Seared Steak with Braised Leeks and Chard

Photo: Jason Wallis; Styling: Cindy Barr  

If you have 30 minutes, then you have time to put Seared Steak with Braised Leeks and Chard on the dinner table. If you want a more budget-friendly option, swap in some stemmed kale for the Swiss chard.

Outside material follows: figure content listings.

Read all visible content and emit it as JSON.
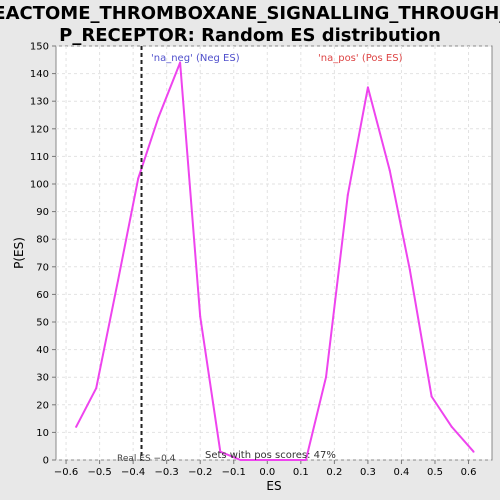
{
  "chart_data": {
    "type": "line",
    "title_lines": [
      "REACTOME_THROMBOXANE_SIGNALLING_THROUGH_T",
      "P_RECEPTOR: Random ES distribution"
    ],
    "xlabel": "ES",
    "ylabel": "P(ES)",
    "xlim": [
      -0.63,
      0.67
    ],
    "ylim": [
      0,
      150
    ],
    "xticks": [
      -0.6,
      -0.5,
      -0.4,
      -0.3,
      -0.2,
      -0.1,
      0.0,
      0.1,
      0.2,
      0.3,
      0.4,
      0.5,
      0.6
    ],
    "xtick_labels": [
      "−0.6",
      "−0.5",
      "−0.4",
      "−0.3",
      "−0.2",
      "−0.1",
      "0.0",
      "0.1",
      "0.2",
      "0.3",
      "0.4",
      "0.5",
      "0.6"
    ],
    "yticks": [
      0,
      10,
      20,
      30,
      40,
      50,
      60,
      70,
      80,
      90,
      100,
      110,
      120,
      130,
      140,
      150
    ],
    "grid": true,
    "series": [
      {
        "name": "random ES distribution",
        "color": "#ee44ee",
        "x": [
          -0.57,
          -0.51,
          -0.445,
          -0.385,
          -0.325,
          -0.26,
          -0.2,
          -0.14,
          -0.08,
          -0.02,
          0.05,
          0.115,
          0.175,
          0.24,
          0.3,
          0.365,
          0.425,
          0.49,
          0.55,
          0.615
        ],
        "y": [
          12,
          26,
          65,
          102,
          124,
          144,
          52,
          3,
          0,
          0,
          0,
          0,
          30,
          96,
          135,
          105,
          69,
          23,
          12,
          3
        ]
      }
    ],
    "real_es": {
      "value": -0.375,
      "label": "Real ES −0.4",
      "color": "#222222"
    },
    "annotations": {
      "neg_label": "'na_neg' (Neg ES)",
      "neg_color": "#5050cc",
      "pos_label": "'na_pos' (Pos ES)",
      "pos_color": "#dd4444",
      "sets_label": "Sets with pos scores: 47%"
    },
    "colors": {
      "background": "#e8e8e8",
      "plot_background": "#ffffff",
      "grid": "#e2e2e2",
      "axis": "#777777",
      "text": "#000000"
    }
  }
}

Yield: Serves 4 (serving size: 1 steak and 1/2 cup chard mixture)
Recipe from Cooking Light

More From Cooking Light

Nutritional Information

Amount per serving
  • Calories: 243
  • Fat: 9.9g
  • Saturated fat: 4g
  • Monounsaturated fat: 3.5g
  • Polyunsaturated fat: 0.5g
  • Protein: 26.8g
  • Carbohydrate: 9.4g
  • Fiber: 1.5g
  • Cholesterol: 79mg
  • Iron: 3.7mg
  • Sodium: 414mg
  • Calcium: 83mg


  • 4 (4-ounce) beef tenderloin steaks
  • 3/8 teaspoon kosher salt, divided
  • 1/4 teaspoon freshly ground black pepper
  • Cooking spray
  • 2 teaspoons butter
  • 1 teaspoon mustard seeds
  • 2 cups thinly sliced leek
  • 1/4 cup dry white wine
  • 3/4 cup unsalted beef stock (such as Swanson)
  • 1 tablespoon Worcestershire sauce
  • 4 cups chopped Swiss chard


  1. 1. Sprinkle steaks with 1/4 teaspoon salt and pepper. Heat a large skillet over medium-high heat. Coat pan with cooking spray. Add steaks to pan; cook 4 minutes on each side or until desired degree of doneness. Remove steaks from pan. Add butter and mustard seeds to pan. When mustard seeds begin to pop, add leek to pan; cook 2 minutes, stirring occasionally. Add wine; cook 1 minute or until liquid evaporates, stirring constantly. Add stock and Worcestershire sauce to pan; cook 4 minutes or until leek is tender. Add remaining 1/8 teaspoon salt and chard; cook 2 minutes or until chard is wilted, stirring occasionally. Serve chard mixture with the steaks.